Subject: Re: Hmmm - a robust arguement?
From: puppet_sock@hotmail.com
Date: 14/10/2004, 21:10
Newsgroups: alt.astronomy,alt.sci.seti,sci.astro.seti,sci.physics

jimp@specsol-spam-sux.com wrote in message news:<ckm2b8$ehk$1@mail.specsol.com>...
[snip]
If you posit an infinitely powerful god, he could blink the stars,
light, and dinosaur bones into existence at any time with any
characteristics he chooses.

So no, there is no possible argument other than such a being doesn't
exist or this god wouldn't do that, so you are back to belief.

This is generically known as "last Thursdayism" and has another more
official name of "Omphalism" that gets its name from a fancy term for
belly button.

It's an insidious notion. If you posit that the evidence of age
could have been created rather than actually grown that way through
the time it appears to have done, then you have a problem. How do
you know *you* existed last Thursday? Or yesterday? Or a half hour
ago? You *could* have been created with all those memories exactly
correct to make you *think* you existed in the past. If a deity could
and would fake such things as huge quantities of fossils, diverse
genetic information, etc. etc., then why couldn't such a deity fake
your own memory?

In fact, you don't even have to be continuous. Maybe it's easier for
a deity to let you exist on every alternate second leap year, and let
other entities have existence on some kind of time share. So, you might
exist for a second, then not exist for a few years, then exist again
for a second with only the memory of the years in between. How would
you ever possibly know? If an entity exists with the ability to create
light from stars that *APPEARS* billions of years old, and to do so
effectively instantly, why shouldn't such an entity be able to create
you with the memory of having existed a half hour ago?

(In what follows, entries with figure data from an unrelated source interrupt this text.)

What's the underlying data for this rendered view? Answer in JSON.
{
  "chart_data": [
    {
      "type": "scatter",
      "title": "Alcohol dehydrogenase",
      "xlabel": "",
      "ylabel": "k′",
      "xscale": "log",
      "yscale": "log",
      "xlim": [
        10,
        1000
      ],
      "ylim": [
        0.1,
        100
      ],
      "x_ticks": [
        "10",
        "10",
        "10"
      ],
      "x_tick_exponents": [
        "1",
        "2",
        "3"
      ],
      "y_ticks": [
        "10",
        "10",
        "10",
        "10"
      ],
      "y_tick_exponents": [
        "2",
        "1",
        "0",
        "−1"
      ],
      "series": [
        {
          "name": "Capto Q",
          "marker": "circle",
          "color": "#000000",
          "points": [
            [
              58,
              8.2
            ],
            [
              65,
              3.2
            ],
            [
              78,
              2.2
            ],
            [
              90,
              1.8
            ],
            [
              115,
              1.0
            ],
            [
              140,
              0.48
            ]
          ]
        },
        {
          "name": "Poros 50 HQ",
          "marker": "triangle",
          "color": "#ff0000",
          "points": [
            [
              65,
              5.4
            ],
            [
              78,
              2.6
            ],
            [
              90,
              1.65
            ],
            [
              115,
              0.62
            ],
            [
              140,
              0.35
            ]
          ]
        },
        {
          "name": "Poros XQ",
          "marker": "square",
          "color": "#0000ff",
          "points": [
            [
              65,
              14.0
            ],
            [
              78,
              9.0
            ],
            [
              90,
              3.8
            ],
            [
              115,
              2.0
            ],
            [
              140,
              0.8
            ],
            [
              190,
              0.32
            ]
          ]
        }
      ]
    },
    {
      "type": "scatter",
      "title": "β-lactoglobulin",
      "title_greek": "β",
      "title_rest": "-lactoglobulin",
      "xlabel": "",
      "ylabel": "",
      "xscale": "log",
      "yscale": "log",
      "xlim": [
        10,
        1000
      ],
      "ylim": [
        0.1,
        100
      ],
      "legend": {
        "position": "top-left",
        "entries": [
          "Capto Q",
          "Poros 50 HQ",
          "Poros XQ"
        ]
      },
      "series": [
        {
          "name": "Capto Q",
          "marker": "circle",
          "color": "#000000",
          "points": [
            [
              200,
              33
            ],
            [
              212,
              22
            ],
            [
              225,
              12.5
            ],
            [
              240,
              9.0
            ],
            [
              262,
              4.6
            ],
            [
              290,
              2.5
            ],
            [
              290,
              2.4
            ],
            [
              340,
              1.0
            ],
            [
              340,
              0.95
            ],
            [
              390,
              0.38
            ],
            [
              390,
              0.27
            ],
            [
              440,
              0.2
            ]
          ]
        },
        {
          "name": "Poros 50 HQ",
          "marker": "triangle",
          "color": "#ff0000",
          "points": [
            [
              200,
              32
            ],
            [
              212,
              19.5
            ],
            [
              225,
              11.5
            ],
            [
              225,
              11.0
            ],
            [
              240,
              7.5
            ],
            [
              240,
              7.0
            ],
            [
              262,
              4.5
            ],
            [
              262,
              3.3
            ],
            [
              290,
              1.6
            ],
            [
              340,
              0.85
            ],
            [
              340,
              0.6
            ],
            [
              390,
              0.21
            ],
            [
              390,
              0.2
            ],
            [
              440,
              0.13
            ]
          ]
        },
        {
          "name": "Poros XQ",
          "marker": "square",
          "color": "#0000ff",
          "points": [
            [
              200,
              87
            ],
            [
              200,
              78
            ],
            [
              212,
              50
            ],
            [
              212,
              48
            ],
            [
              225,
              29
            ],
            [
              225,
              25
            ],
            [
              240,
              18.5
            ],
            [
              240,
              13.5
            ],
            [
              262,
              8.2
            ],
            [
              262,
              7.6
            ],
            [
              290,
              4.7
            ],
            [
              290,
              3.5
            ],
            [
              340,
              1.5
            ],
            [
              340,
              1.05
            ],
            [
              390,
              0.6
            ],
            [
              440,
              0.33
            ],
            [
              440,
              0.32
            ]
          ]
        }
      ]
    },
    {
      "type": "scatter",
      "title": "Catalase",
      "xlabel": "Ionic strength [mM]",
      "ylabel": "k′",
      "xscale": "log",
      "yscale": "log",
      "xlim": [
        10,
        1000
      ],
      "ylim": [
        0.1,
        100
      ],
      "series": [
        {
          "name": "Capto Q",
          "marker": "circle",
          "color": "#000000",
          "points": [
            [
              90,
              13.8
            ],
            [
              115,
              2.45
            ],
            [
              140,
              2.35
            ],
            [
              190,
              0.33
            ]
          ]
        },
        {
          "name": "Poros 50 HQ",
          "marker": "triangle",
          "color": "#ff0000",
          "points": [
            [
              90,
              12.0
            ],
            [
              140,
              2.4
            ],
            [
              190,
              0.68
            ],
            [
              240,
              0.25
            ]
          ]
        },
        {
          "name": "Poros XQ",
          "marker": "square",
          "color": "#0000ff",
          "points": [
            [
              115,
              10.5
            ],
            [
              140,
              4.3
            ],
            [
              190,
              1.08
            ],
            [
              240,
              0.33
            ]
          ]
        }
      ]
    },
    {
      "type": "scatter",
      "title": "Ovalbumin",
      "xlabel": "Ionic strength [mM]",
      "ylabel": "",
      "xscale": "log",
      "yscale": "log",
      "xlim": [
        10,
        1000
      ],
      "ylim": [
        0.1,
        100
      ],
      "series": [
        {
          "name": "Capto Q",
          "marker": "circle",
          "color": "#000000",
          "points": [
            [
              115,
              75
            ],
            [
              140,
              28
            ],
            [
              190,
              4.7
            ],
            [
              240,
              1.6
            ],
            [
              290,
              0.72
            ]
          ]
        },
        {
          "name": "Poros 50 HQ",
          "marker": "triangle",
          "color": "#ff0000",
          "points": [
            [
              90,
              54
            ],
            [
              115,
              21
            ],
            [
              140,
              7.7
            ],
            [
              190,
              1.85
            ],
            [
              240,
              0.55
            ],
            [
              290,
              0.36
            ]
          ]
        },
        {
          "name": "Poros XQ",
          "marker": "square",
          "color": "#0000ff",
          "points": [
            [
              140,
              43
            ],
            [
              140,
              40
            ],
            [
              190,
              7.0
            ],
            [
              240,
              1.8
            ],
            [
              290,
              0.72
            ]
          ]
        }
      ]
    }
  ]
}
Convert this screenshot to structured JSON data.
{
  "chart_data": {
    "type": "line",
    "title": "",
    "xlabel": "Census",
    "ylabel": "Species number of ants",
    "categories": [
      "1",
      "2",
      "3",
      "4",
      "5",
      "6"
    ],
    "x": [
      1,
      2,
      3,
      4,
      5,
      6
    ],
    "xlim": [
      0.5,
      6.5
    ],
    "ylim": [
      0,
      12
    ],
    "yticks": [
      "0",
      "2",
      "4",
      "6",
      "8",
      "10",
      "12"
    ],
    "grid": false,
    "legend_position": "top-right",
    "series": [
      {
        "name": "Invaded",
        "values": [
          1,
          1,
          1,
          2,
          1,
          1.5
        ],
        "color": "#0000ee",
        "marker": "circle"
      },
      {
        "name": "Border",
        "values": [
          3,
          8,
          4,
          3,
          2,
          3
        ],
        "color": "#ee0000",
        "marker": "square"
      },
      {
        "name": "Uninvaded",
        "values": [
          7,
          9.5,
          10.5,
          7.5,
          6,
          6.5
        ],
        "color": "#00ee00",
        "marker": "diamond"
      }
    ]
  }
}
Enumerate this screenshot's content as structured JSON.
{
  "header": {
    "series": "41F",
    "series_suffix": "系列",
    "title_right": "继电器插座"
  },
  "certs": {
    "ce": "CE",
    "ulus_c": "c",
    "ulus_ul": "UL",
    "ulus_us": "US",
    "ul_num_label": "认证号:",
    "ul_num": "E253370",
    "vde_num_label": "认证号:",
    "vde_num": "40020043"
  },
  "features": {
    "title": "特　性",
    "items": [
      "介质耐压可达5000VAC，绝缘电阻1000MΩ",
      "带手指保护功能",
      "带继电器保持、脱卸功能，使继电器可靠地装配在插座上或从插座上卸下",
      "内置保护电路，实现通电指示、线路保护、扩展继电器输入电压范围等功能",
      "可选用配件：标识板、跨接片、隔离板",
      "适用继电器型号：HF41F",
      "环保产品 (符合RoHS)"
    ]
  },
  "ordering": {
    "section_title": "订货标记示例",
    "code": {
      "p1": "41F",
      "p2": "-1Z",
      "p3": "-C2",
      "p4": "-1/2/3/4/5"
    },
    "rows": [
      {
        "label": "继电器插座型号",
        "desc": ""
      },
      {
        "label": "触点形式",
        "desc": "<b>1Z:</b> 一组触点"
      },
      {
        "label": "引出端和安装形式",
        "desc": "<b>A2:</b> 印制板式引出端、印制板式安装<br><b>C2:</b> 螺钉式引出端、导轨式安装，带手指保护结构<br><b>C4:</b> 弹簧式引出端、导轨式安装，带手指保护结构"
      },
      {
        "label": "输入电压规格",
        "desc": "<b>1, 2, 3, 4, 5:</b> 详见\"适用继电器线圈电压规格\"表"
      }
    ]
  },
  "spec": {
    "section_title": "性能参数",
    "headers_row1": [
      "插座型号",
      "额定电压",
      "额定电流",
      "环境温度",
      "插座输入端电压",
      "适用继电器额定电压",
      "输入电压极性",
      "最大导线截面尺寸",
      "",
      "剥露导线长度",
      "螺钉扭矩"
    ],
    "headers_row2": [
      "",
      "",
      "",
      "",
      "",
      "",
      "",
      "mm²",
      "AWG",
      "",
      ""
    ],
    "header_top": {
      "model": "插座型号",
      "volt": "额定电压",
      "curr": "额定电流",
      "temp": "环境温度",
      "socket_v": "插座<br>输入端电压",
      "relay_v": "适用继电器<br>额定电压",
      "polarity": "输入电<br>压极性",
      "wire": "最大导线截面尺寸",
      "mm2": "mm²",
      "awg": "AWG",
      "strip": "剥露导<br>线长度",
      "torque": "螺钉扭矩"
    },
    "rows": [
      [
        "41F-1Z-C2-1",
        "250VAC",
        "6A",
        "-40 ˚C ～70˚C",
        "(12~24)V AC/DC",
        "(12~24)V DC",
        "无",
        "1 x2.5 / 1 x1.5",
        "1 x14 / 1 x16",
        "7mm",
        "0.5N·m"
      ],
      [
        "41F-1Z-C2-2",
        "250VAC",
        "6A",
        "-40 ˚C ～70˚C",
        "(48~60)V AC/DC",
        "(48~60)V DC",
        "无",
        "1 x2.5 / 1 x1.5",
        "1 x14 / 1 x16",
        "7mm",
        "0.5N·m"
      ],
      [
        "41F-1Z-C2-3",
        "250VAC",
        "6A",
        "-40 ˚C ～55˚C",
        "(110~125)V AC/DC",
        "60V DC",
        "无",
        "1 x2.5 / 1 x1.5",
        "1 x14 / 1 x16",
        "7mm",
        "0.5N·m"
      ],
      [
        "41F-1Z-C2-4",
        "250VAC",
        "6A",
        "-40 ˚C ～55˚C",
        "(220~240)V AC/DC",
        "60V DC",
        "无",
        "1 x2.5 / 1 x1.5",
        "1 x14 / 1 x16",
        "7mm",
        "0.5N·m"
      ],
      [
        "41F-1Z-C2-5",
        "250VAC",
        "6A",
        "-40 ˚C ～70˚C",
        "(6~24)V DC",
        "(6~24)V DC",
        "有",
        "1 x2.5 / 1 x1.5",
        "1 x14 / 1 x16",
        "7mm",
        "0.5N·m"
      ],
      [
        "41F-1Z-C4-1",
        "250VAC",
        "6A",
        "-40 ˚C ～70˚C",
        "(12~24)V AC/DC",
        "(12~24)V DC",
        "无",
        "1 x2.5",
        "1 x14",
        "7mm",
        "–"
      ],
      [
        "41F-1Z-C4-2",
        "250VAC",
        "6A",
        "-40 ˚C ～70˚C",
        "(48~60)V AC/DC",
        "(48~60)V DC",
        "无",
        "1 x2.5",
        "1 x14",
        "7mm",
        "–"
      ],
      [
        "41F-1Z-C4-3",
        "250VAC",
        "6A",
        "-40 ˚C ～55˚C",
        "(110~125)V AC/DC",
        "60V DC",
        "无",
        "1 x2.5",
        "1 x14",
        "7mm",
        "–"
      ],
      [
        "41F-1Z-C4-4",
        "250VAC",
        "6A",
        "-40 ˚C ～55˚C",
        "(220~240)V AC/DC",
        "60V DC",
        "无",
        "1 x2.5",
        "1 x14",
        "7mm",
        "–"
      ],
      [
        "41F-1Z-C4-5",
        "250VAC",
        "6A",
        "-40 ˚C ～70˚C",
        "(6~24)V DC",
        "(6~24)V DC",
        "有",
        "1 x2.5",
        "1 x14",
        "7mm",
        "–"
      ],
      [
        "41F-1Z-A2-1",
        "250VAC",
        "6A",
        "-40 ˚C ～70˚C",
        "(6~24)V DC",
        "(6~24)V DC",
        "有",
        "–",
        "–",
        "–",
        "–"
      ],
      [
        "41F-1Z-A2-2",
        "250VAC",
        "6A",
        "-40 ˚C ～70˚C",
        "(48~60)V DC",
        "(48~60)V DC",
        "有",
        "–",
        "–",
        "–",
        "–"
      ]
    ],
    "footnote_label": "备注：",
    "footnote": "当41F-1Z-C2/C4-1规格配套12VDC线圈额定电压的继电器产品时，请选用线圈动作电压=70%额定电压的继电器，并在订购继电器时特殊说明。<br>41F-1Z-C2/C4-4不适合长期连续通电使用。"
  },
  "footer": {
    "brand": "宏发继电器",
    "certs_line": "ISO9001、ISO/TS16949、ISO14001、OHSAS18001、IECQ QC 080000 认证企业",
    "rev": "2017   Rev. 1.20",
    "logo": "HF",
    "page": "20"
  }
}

The only real answer to such notions is: They don't belong in science
because they are not applicable to the jobs and tasks of science.
Because there isn't really any way to predict anything from them,
or test them. If you posit an arbitrarily powerful entity that can
do such tricks, then as long as that entity chooses not to let us
know about him, (or remember knowing about him) then there's not a
damn thing we can ever do with the notion.